About Eric Morris, Ph.D.:

Eric Morris is the Director of the La Trobe University Psychology Clinic. He is a clinical psychologist and researcher based in Melbourne, registered to practice in Australia. He has been practising Acceptance and Commitment Therapy (ACT) for nearly 20 years, including supervising and training therapists using contextual cognitive behavioural therapies. He is a founding member and a former chair of the Acceptance and Commitment Therapy Special Interest Group (ACTSIG) of the British Association for Behavioural and Cognitive Psychotherapies. Dr. Morris has also served as a Board member and President of the Australia & New Zealand Chapter of the Association for Contextual Behavioral Science.
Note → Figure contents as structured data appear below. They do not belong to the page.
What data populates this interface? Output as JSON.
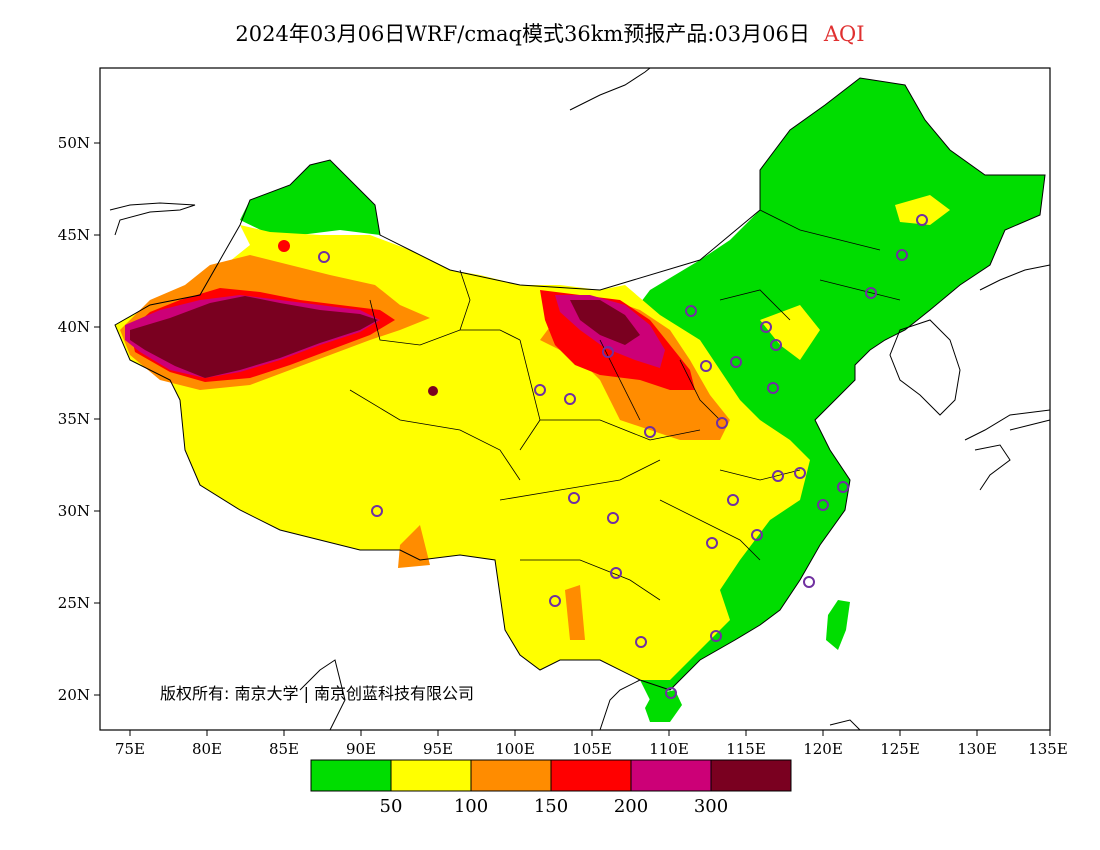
{
  "title": {
    "main": "2024年03月06日WRF/cmaq模式36km预报产品:03月06日",
    "variable": "AQI"
  },
  "axes": {
    "x_ticks": [
      "75E",
      "80E",
      "85E",
      "90E",
      "95E",
      "100E",
      "105E",
      "110E",
      "115E",
      "120E",
      "125E",
      "130E",
      "135E"
    ],
    "y_ticks": [
      "50N",
      "45N",
      "40N",
      "35N",
      "30N",
      "25N",
      "20N"
    ]
  },
  "legend": {
    "colors": [
      "#00dd00",
      "#ffff00",
      "#ff8c00",
      "#ff0000",
      "#cc0077",
      "#7a0020"
    ],
    "labels": [
      "50",
      "100",
      "150",
      "200",
      "300"
    ]
  },
  "copyright": "版权所有: 南京大学 | 南京创蓝科技有限公司",
  "colors": {
    "good": "#00dd00",
    "moderate": "#ffff00",
    "sensitive": "#ff8c00",
    "unhealthy": "#ff0000",
    "very_unhealthy": "#cc0077",
    "hazardous": "#7a0020",
    "station_circle": "#7030a0",
    "outline": "#000000"
  }
}
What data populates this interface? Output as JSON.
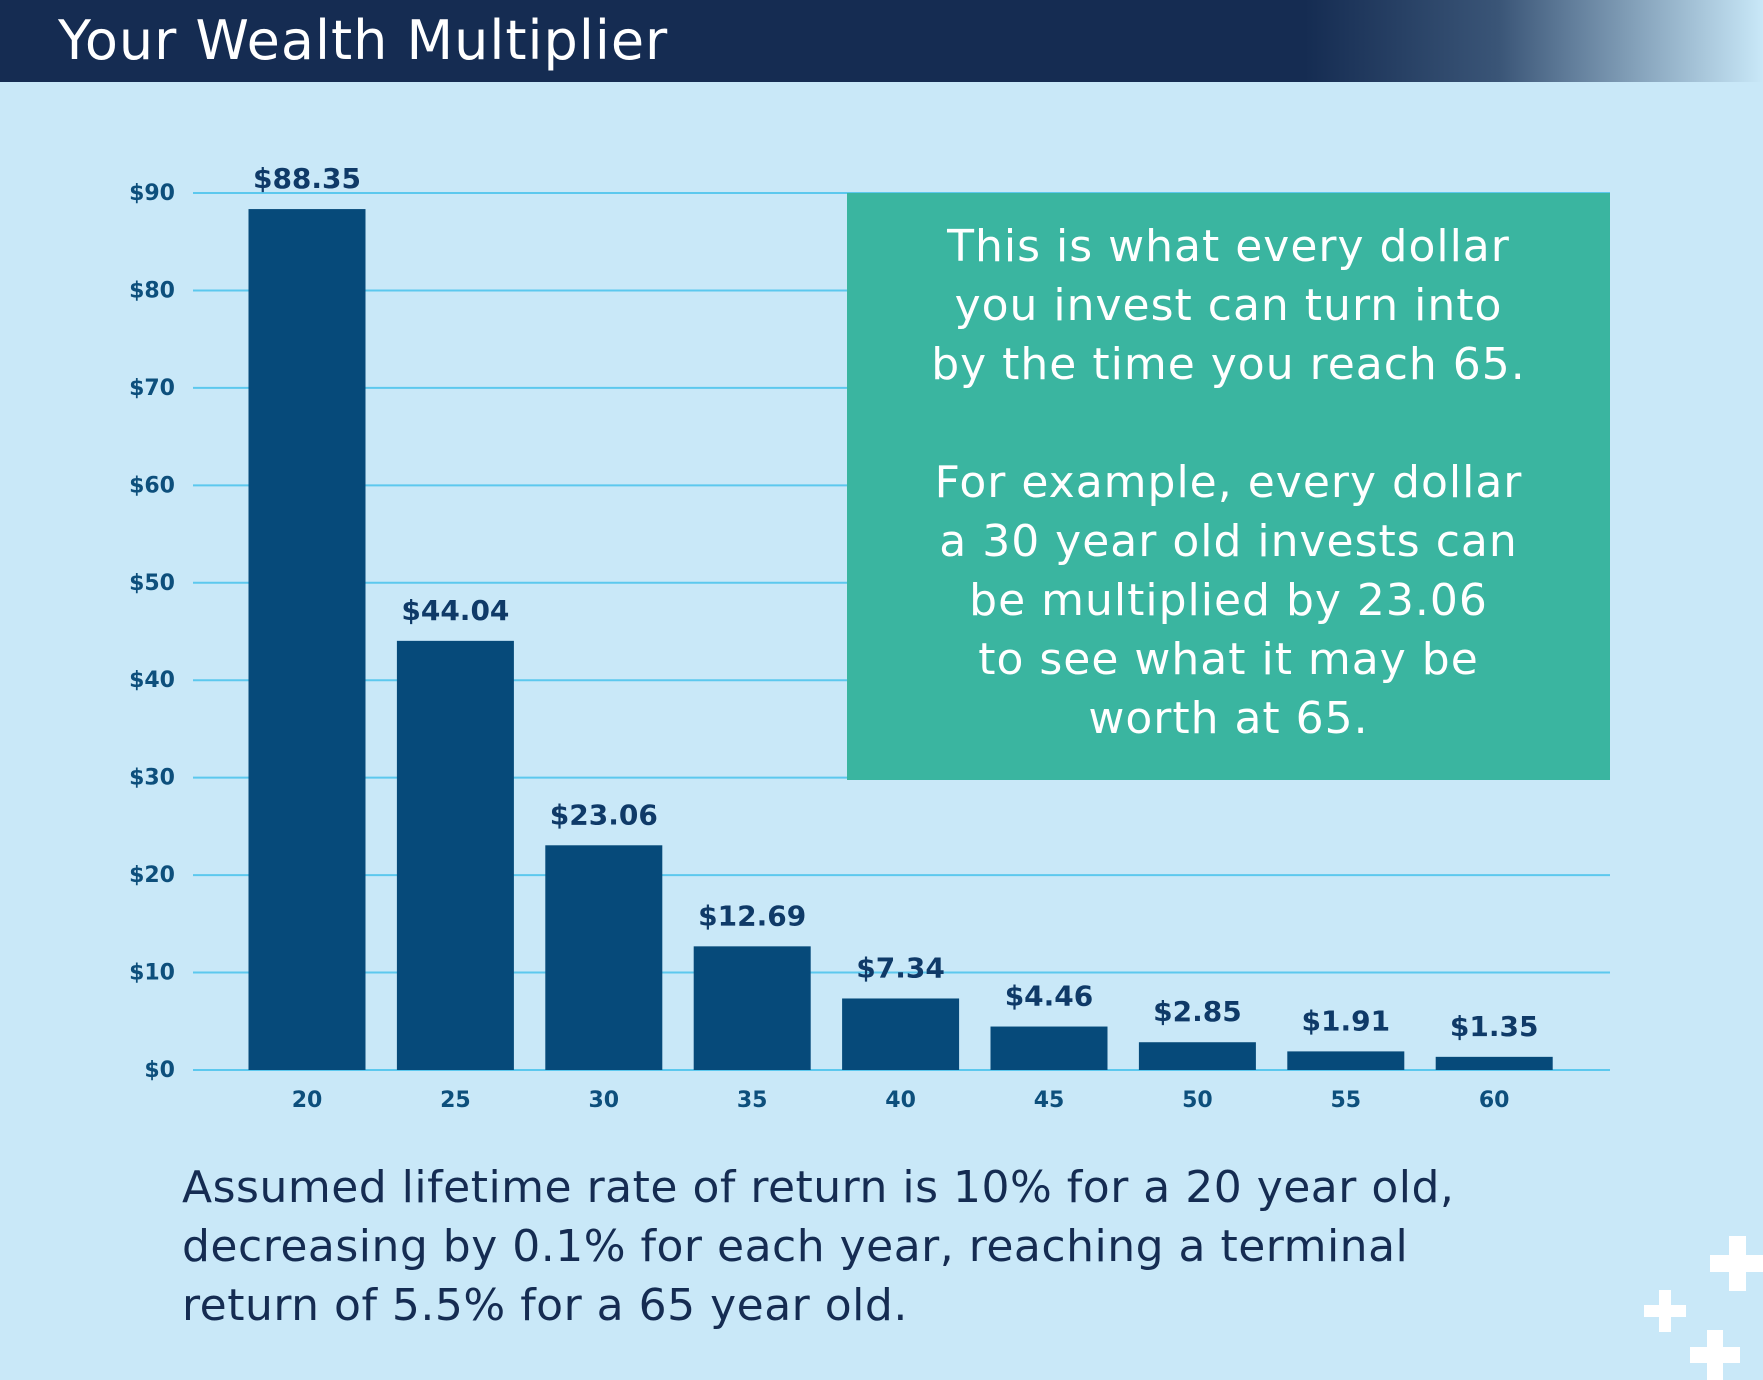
{
  "header": {
    "title": "Your Wealth Multiplier"
  },
  "callout": {
    "paragraph1": "This is what every dollar\nyou invest can turn into\nby the time you reach 65.",
    "paragraph2": "For example, every dollar\na 30 year old invests can\nbe multiplied by 23.06\nto see what it may be\nworth at 65."
  },
  "footnote": "Assumed lifetime rate of return is 10% for a 20 year old,\ndecreasing by 0.1% for each year, reaching a terminal\nreturn of 5.5% for a 65 year old.",
  "colors": {
    "background": "#c9e8f8",
    "header": "#152c52",
    "bar": "#064a7a",
    "gridline": "#5cc8ee",
    "callout": "#3ab5a0",
    "axis_label": "#0d4f7c",
    "value_label": "#0f3a68"
  },
  "decorations": [
    "plus-icon",
    "plus-icon",
    "plus-icon"
  ],
  "chart_data": {
    "type": "bar",
    "title": "Your Wealth Multiplier",
    "xlabel": "",
    "ylabel": "",
    "categories": [
      "20",
      "25",
      "30",
      "35",
      "40",
      "45",
      "50",
      "55",
      "60"
    ],
    "values": [
      88.35,
      44.04,
      23.06,
      12.69,
      7.34,
      4.46,
      2.85,
      1.91,
      1.35
    ],
    "value_labels": [
      "$88.35",
      "$44.04",
      "$23.06",
      "$12.69",
      "$7.34",
      "$4.46",
      "$2.85",
      "$1.91",
      "$1.35"
    ],
    "y_ticks": [
      0,
      10,
      20,
      30,
      40,
      50,
      60,
      70,
      80,
      90
    ],
    "y_tick_labels": [
      "$0",
      "$10",
      "$20",
      "$30",
      "$40",
      "$50",
      "$60",
      "$70",
      "$80",
      "$90"
    ],
    "ylim": [
      0,
      90
    ],
    "grid": true,
    "legend": "none"
  }
}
He is a co-editor of a book on ACT and mindfulness therapies for psychosis (published by Wiley-Blackwell in April 2013), co-author of a self-help guide, ACTivate Your Life: Using Acceptance and Mindfulness to Build a Life that is Rich, Fulfilling and Fun (published by Constable & Robinson in March 2015) and co-author of a groups manual ACT for Psychosis Recovery (published by New Harbinger in March 2018).

Learning Objectives:

Following this workshop participants will be able to:

  1. Describe how an approach to exposure based on ACT and clinical RFT differs from exposure conducted from a traditional habituation rationale
  2. Engage in useful discussion around common exposure myths and have ways to engage clients, colleagues and services in supporting evidence-based use of exposure
  3. Engage clients and their caregivers in effective rationales for exposure-based therapy, based on a psychological flexibility paradigm, and with attention to developmental differences across children, adolescents, and adults
  4. Prepare and utilize the process of a functional behavioural assessment and case conceptualization to develop a collaborative exposure plan with clients
  5. Demonstrate how to develop therapeutic relationship characterized by acceptance, values, compassion and commitment, that supports the client in engaging in exposure-based treatment
  6. Apply various methods suggested by the inhibitory learning paradigm to enhance exposure-based treatment, including using multiple contextual cues, stimulus variability. exposure menus, affect labelling, etc.
  7. Engage clients using valuing as action and direction to “contextualise” exposure and place exposure-based tasks under appetitive control
  8. Use clinical RFT methods to enhance tracking and contact with contingencies to usefully explore expectancy violation
  9. Use clinical RFT methods to foster flexible perspective-taking to enhance engagement in exposure tasks and promote functional senses of self
  10. Assess progress in exposure-based treatment using within-task and across-session methods 

Target Audience: Beginner, Intermediate, Advanced, Clinical

Components: Conceptual analysis, Literature review, Original data, Experiential exercises, Didactic presentation, Case presentation, Role play

Package Includes: A general certificate of attendance, lunch, and twice daily coffee/tea break on site.